With Golem Arcana, we have the opportunity to bring a much better version of this same concept to the tabletop so that every game played generates a story in which your Golems and Knights are the protagonists and, of course, your opponents' characters are the antagonists. These stories will be shared via Facebook, Twitter, and of course email so that the tales of your victories (or defeats if you wish to share those) can be sung by bards for generations to come. (Okay, that's pushing a bit, but you get the idea.) We plan for this feature to be part of the base game.

But my storytelling aspirations for Golem Arcana don't end there. The long-term goal with Golem Arcana is to create what I guess could be called a Massively Multiplayer Tabletop Game in which every story scenario played, whether at your home or at an organized event, impacts the world of Golem Arcana. As with the After Action Report, this is not the first time I have attempted this kind of feature; thirty years ago with BattleTech we started integrating what happened at key tournaments into our very popular BattleTech novels.

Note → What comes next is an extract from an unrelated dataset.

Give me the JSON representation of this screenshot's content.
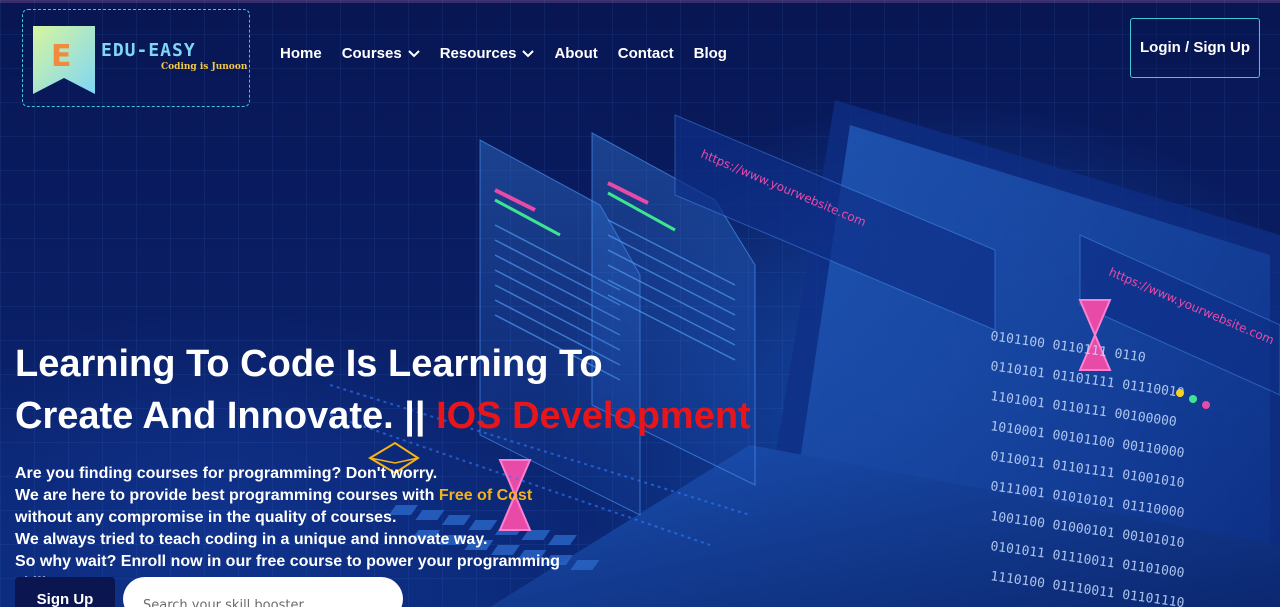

The community really appreciated the effort, but the time it took to gather the information, integrate it into the novel, submit it to the publisher, and wait a loooong time for publication meant that the story element the players impacted didn't show up in print until 12+ months after the tournament was held.

With the TDI platform, Golem Arcana can download new fiction and new scenarios to players' phones or tablets and the results of their scenario play can be uploaded to our servers to be aggregated with other players' scenario results, determining how battles within the fiction are resolved and thus changing the face of the geopolitical map (visible in the App or online) and impacting future story events.

Board Game: Golem Arcana

But even this would just be the start of my dreams of the Living Fiction System. I would love to see different players receive scenarios that then change which scenarios other players receive. For instance, what if each faction had a leaderboard and top players of a faction's leaderboard received their own scenarios on Week One, and then the results of the faction leaders' scenarios determine the stories and scenarios for all the other players in Week Two? The results of the Week Two scenarios would then set the stage for the leaders' scenarios in the next week. Now imagine this same scenario except that the Week One players are not from the top of the faction's leaderboards but are the result of fellowship "up" votes from the community. Or they're determined randomly. Or a combination of all of the above. Or other stuff we haven't thought of yet.

Anyway, the idea is that in each story cycle, a smaller group of players' gameplay has a large impact on the story and scenarios that the larger group of players are involved in, and that in total ALL of the players drive the story of the world forward.

Okay, I've rambled on long enough about my decade-long quest to bring this type of gameplay to the tabletop, and I really appreciate all the efforts our fans and Kickstarter backers have made to help make it a reality. We love our supporters. Obviously, the funding of our Kickstarter is not the end of the road, but just the beginning for the TDI stylus and Golem Arcana. It will likely take years before many of my dreams for Golem Arcana are made a reality.